Sąd Okręgowy w Ostrołęce wyrokiem z dnia 5 września 2012r. zasądził od miasta dla powódki 70.000 zł zadośćuczynienia z odsetkami. W pozostałej części powództwo oddalił. Obciążył także pozwanego kosztami procesu.
Sąd pierwszej instancji ustalił, że dnia 18 lutego 2009r. około godziny 14.20 powódka, wówczas uczennica trzeciej kasy gimnazjum, wychodziła z koleżankami ze szkoły. Dziewczyny zostały obrzucone śnieżkami przez uczniów, czekających w ganku i na dziedzińcu szkoły. Chłopcy przewrócili je na ziemię i nacierali śniegiem. Przestali na chwilę, gdy uwagę zwróciła im akurat przechodząca nauczycielka. Powódka chciała pomóc zaatakowanej koleżance, gdy jeden z uczniów ją popchnął. Upadła na zimę. Chłopcy kopali ją i obsypywali śniegiem. Zasłania głowę. Prosiła, aby przestali. Straciła przytomność. Gdy ocknęła się, napastników już nie było. Wróciła do domu, utykając i trzymając się za lewy bok. Płakała i krzyczała z bólu. Na pytania mamy, odpowiedziała, że uciekała przed chłopakami. Następnego dnia nie poszła do szkoły. Matka zabrała ją do lekarza, który stwierdził nerwobóle, przypisał leki, wystawił zwolnienie lekarskie i zlecił ponowną wizytę. Powódkę nadal bolał brzuch. Nie chciała jeść. Znów poszła do lekarza. Tam zasłabła. Trafiła do szpitala w Ostrołęce, w którym spędziła trzy tygodnie. Przeszła operację. Od 11 do 13 marca 2009 roku była hospitalizowana w Instytucie Gruźlicy i Chorób Płuc w Warszawie. W końcu koleżanki powódki opowiedziały o zajściu jej matce. Po pewnym czasie także powódka ujawniła prawdę psychologowi w szpitalu. Sprawą zajęła się policja. Potem Sąd Rejonowy w Ostrołęce postanowieniem z dnia 20 lipca 2010r. umorzył sprawę przeciwko nieletnim uczestników zajścia. Ustalił, że uczestniczyli oni w bójce. Jednak nie postrzegali zdarzenia jako celowego, świadomego, brutalnego ataku na kogokolwiek. Chłopcy nie czuli się odpowiedzialni za zdarzenie i nie przeprosili powódki (III Now 49/09).
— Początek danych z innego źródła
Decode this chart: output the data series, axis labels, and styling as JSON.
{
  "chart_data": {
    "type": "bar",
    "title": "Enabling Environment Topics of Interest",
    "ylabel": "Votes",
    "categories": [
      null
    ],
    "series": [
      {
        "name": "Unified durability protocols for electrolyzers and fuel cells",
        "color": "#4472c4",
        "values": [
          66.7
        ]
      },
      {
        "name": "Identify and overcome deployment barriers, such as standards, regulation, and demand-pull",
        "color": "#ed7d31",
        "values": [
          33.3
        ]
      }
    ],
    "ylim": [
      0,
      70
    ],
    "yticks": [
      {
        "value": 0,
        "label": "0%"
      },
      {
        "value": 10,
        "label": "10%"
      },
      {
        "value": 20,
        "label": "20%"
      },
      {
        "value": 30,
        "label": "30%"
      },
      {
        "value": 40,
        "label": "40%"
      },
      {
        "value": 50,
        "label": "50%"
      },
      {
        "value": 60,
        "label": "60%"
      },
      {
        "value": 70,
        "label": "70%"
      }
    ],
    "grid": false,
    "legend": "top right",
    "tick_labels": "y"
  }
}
Sąd pierwszej instancji stwierdził, że do zdarzenia doszło w godzinach lekcji na terenie gimnazjum. Miasto nie wykazało, aby szkoła była właściwie nadzorowana oraz aby powódka doznała obrażeń w okolicznościach, innych niż przez nią przedstawione. Podkreślił, że szkoła ma obowiązek nadzoru nad uczniami, gdy jest czynna i gdy dzieci mają możliwość przebywania na jej terenie. Zdarzenie trwało około 20 minut, więc szkoła miała czas na reakcję. Tymczasem oprócz jednej nauczycielki, przechodzącej przypadkiem obok rzucających się śniegiem dzieci, nie pojawił się żaden z dyżurujących nauczycieli. Dopiero po zdarzeniu dyrektor szkoły wystąpił z wnioskiem do Prezydenta Miasta o objęcie szkoły programem „monitoring wizyjny w szkołach i placówkach”.
Ustalając wysokość zadośćuczynienia, Sąd Okręgowy stwierdził m.in., że powódka, mając zaledwie piętnaście lat, doznała obrażeń zagrażających życiu. Ma trwały uszczerbek na zdrowiu. Nie może biegać, uprawiać sportu, jak czyniła to wcześniej. Szybko się męczy. Jest na diecie. Ma bliznę na brzuchu. Cierpieniem dla niej było pięciomiesięczne leczenie. Z obawy przed rówieśnikami, podjęła naukę w trybie indywidualnym. Jej życie nie jest już jednak zagrożone, a stan zdrowia stabilny. Stąd wystarczające było 70 000 zł zadośćuczynienia.